The Bette Ellis O’Conor Humanities Program comprises a community of scholars at Notre Dame Preparatory School dedicated to intellectual pursuit that transcends the boundaries of usual study. The program integrates curricula that are normally separated, allowing students to study in a collegial and dynamic environment that elicits passion for ideas and learning. An exciting alternative course of study in which interdisciplinary connections are the goal, the Humanities Program allows students to explore the relationships between disciplines, particularly Art, English, Music, Religion and Social Studies. Examining critical issues and ideas, the program encourages dialogue and diversity of perspective.
During freshman year, all students are introduced to interdisciplinary study in their World Cultures classes. Art enrichment activities demonstrate the rich possibility of investigating a topic from multiple disciplinary perspectives, thereby allowing students to choose whether the program is the right choice for their learning styles.
Sophomore students in the program embark on a journey of American studies. Joining Social Studies and English curricula, the course challenges students to consider the nature of America and how the relationship among art, literature, history, music, and religion has shaped both the nation and its inhabitants.
Shifting to a focus on the world, the junior year couples a study of world religions with an emphasis on world literature. Students study the global society in which they live, seeking the knowledge and wisdom such a global view provides.

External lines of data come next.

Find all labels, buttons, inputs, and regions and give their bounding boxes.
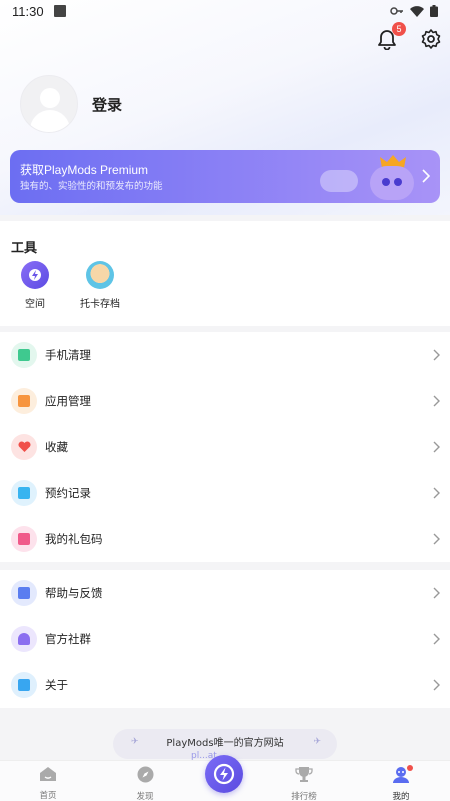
settings-gear-icon[interactable] bbox=[420, 28, 442, 50]
chevron-right-icon bbox=[433, 587, 440, 599]
tool-space[interactable]: 空间 bbox=[5, 261, 65, 310]
menu-group-2: 帮助与反馈 官方社群 关于 bbox=[0, 570, 450, 708]
tool-label: 空间 bbox=[25, 299, 45, 310]
mascot-illustration bbox=[370, 166, 414, 200]
home-icon bbox=[40, 767, 56, 781]
cloud-decoration bbox=[320, 170, 358, 192]
nav-playmods-center-button[interactable] bbox=[205, 755, 243, 793]
chevron-right-icon bbox=[433, 487, 440, 499]
premium-title: 获取PlayMods Premium bbox=[20, 163, 149, 177]
key-icon bbox=[390, 7, 403, 15]
chevron-right-icon bbox=[433, 633, 440, 645]
chevron-right-icon bbox=[433, 349, 440, 361]
notification-square-icon bbox=[53, 5, 66, 17]
nav-profile[interactable]: 我的 bbox=[371, 765, 431, 801]
nav-label: 我的 bbox=[392, 792, 410, 801]
nav-label: 发现 bbox=[136, 792, 154, 801]
tool-toca-save[interactable]: 托卡存档 bbox=[70, 261, 130, 310]
toca-save-icon bbox=[86, 261, 114, 289]
app-manage-icon bbox=[11, 388, 37, 414]
trophy-icon bbox=[295, 767, 313, 782]
menu-label: 应用管理 bbox=[45, 394, 91, 408]
chevron-right-icon bbox=[433, 679, 440, 691]
notification-badge: 5 bbox=[392, 22, 406, 36]
menu-label: 官方社群 bbox=[45, 632, 91, 646]
menu-item-help-feedback[interactable]: 帮助与反馈 bbox=[0, 570, 450, 616]
menu-label: 预约记录 bbox=[45, 486, 91, 500]
menu-label: 手机清理 bbox=[45, 348, 91, 362]
tools-section: 工具 空间 托卡存档 bbox=[0, 221, 450, 326]
menu-item-gift-codes[interactable]: 我的礼包码 bbox=[0, 516, 450, 562]
official-site-text: PlayMods唯一的官方网站 bbox=[166, 738, 284, 749]
notification-button[interactable]: 5 bbox=[376, 22, 406, 51]
rocket-decoration-icon: ✈ bbox=[131, 737, 139, 747]
chevron-right-icon bbox=[422, 169, 430, 183]
status-bar: 11:30 bbox=[0, 0, 450, 22]
premium-banner[interactable]: 获取PlayMods Premium 独有的、实验性的和预发布的功能 bbox=[10, 150, 440, 203]
battery-icon bbox=[430, 5, 438, 17]
avatar[interactable] bbox=[20, 75, 78, 133]
broom-icon bbox=[11, 342, 37, 368]
menu-item-favorites[interactable]: 收藏 bbox=[0, 424, 450, 470]
nav-discover[interactable]: 发现 bbox=[115, 766, 175, 801]
chevron-right-icon bbox=[433, 441, 440, 453]
nav-label: 首页 bbox=[39, 791, 57, 801]
wifi-icon bbox=[410, 5, 424, 17]
menu-item-phone-clean[interactable]: 手机清理 bbox=[0, 332, 450, 378]
rocket-decoration-icon: ✈ bbox=[313, 737, 321, 747]
menu-label: 关于 bbox=[45, 678, 68, 692]
menu-item-community[interactable]: 官方社群 bbox=[0, 616, 450, 662]
space-icon bbox=[21, 261, 49, 289]
bottom-navigation: 首页 发现 排行榜 我的 bbox=[0, 755, 450, 801]
profile-section[interactable]: 登录 bbox=[20, 75, 122, 133]
login-label[interactable]: 登录 bbox=[92, 94, 122, 115]
menu-group-1: 手机清理 应用管理 收藏 预约记录 我的礼包码 bbox=[0, 332, 450, 562]
nav-leaderboard[interactable]: 排行榜 bbox=[274, 766, 334, 801]
nav-profile-dot bbox=[407, 765, 413, 771]
heart-icon bbox=[11, 434, 37, 460]
header-actions: 5 bbox=[376, 22, 442, 51]
playmods-logo-icon bbox=[213, 763, 235, 785]
menu-label: 帮助与反馈 bbox=[45, 586, 103, 600]
community-icon bbox=[11, 626, 37, 652]
menu-item-about[interactable]: 关于 bbox=[0, 662, 450, 708]
gift-icon bbox=[11, 526, 37, 552]
menu-item-reservations[interactable]: 预约记录 bbox=[0, 470, 450, 516]
tools-title: 工具 bbox=[11, 241, 38, 256]
nav-home[interactable]: 首页 bbox=[18, 766, 78, 801]
chevron-right-icon bbox=[433, 533, 440, 545]
menu-label: 我的礼包码 bbox=[45, 532, 103, 546]
menu-label: 收藏 bbox=[45, 440, 68, 454]
nav-label: 排行榜 bbox=[291, 792, 317, 801]
calendar-icon bbox=[11, 480, 37, 506]
about-icon bbox=[11, 672, 37, 698]
chevron-right-icon bbox=[433, 395, 440, 407]
premium-subtitle: 独有的、实验性的和预发布的功能 bbox=[20, 181, 163, 192]
compass-icon bbox=[137, 766, 153, 783]
status-time: 11:30 bbox=[12, 3, 44, 19]
menu-item-app-manage[interactable]: 应用管理 bbox=[0, 378, 450, 424]
help-feedback-icon bbox=[11, 580, 37, 606]
tool-label: 托卡存档 bbox=[80, 299, 120, 310]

The Humanities Capstone course is a senior elective for participants of the program. Students collectively choose a focus of study, giving them the power to shape their own intellectual path. Whether the topic is the nature of evil, the purpose of art, the role of fear or the experience of time, students explore deeply a concept of particular interest to the class. All students complete a capstone project which allows them to incorporate their specific interests in responding to the key elements of the course topic. Paired with a faculty mentor for the project, each student challenges the holistic faculties she has developed throughout the program and encourages the kind of scholarship and collaboration that is normally reserved for college courses.
Culmination of Humanities Program
There will be an evening presentation in May to which parents, administrators and the benefactors of the program will be invited. Students will present a summary of their projects and have them displayed in the lobby for viewing. At that time, students will be given certificates of participation in the program.